The lender’s net interest margin for FY24 was 13.2%, beating its projection range of 12-12.5%.
Its interest revenue increased by 55% year on year to ₹492 Crore from ₹318 Crore in FY24, while assets under management increased by 34% to ₹10593 Crore.
The microfinance business is expanding steadily, with strong demand from small borrowers, particularly from the farming community. However, in the future, we will need to maintain a healthy portfolio quality while keeping credit costs under check, Satin chairman HP Singh stated.
Satin’s credit cost for the year was 1.44% of total portfolio, and it aims to keep it below 1.5%. Its asset quality improved, with the gross non-performing assets ratio falling to 2.49% at the end of March from 3.28% a year earlier.
In a regulatory filing to stock exchanges, the company stated that they possess on-book provisions totaling ₹164 Crore as of March 31, 2024, constituting 2.1% of the on-book portfolio.
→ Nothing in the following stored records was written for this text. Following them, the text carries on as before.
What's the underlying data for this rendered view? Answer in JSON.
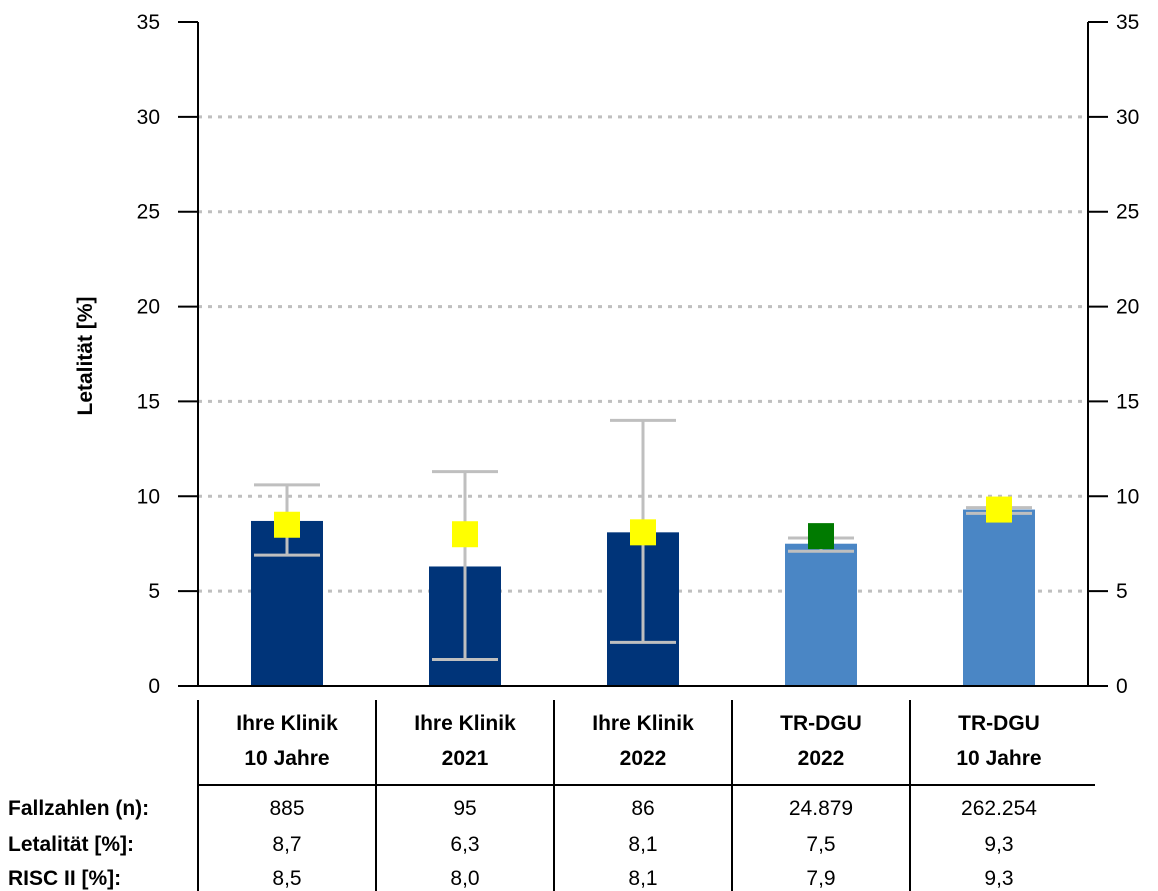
{
  "chart_data": {
    "type": "bar",
    "ylabel": "Letalität [%]",
    "ylim": [
      0,
      35
    ],
    "yticks": [
      "0",
      "5",
      "10",
      "15",
      "20",
      "25",
      "30",
      "35"
    ],
    "grid": "horizontal dotted",
    "categories": [
      [
        "Ihre Klinik",
        "10 Jahre"
      ],
      [
        "Ihre Klinik",
        "2021"
      ],
      [
        "Ihre Klinik",
        "2022"
      ],
      [
        "TR-DGU",
        "2022"
      ],
      [
        "TR-DGU",
        "10 Jahre"
      ]
    ],
    "letalitaet": [
      8.7,
      6.3,
      8.1,
      7.5,
      9.3
    ],
    "risc": [
      8.5,
      8.0,
      8.1,
      7.9,
      9.3
    ],
    "ci": [
      [
        6.9,
        10.6
      ],
      [
        1.4,
        11.3
      ],
      [
        2.3,
        14.0
      ],
      [
        7.1,
        7.8
      ],
      [
        9.1,
        9.4
      ]
    ],
    "bar_colors": [
      "#003479",
      "#003479",
      "#003479",
      "#4A86C5",
      "#4A86C5"
    ],
    "marker_colors": [
      "#FFFF00",
      "#FFFF00",
      "#FFFF00",
      "#007A00",
      "#FFFF00"
    ],
    "errorbar_color": "#BFBFBF",
    "table": {
      "rows": [
        {
          "label": "Fallzahlen (n):",
          "values": [
            "885",
            "95",
            "86",
            "24.879",
            "262.254"
          ]
        },
        {
          "label": "Letalität [%]:",
          "values": [
            "8,7",
            "6,3",
            "8,1",
            "7,5",
            "9,3"
          ]
        },
        {
          "label": "RISC II [%]:",
          "values": [
            "8,5",
            "8,0",
            "8,1",
            "7,9",
            "9,3"
          ]
        }
      ]
    }
  }
}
This amount exceeds the RBI-mandated provision requirement of ₹148 Crore.
Its net profit for the full fiscal year 24 was ₹423 Crore, which it said was the largest ever and represented a 60% increase. The lender stated that it disbursed over ₹10,000 Crore throughout the year, a record to date, with 6.3 lakh additional borrowers, bringing the overall figure to 34.7 lakh.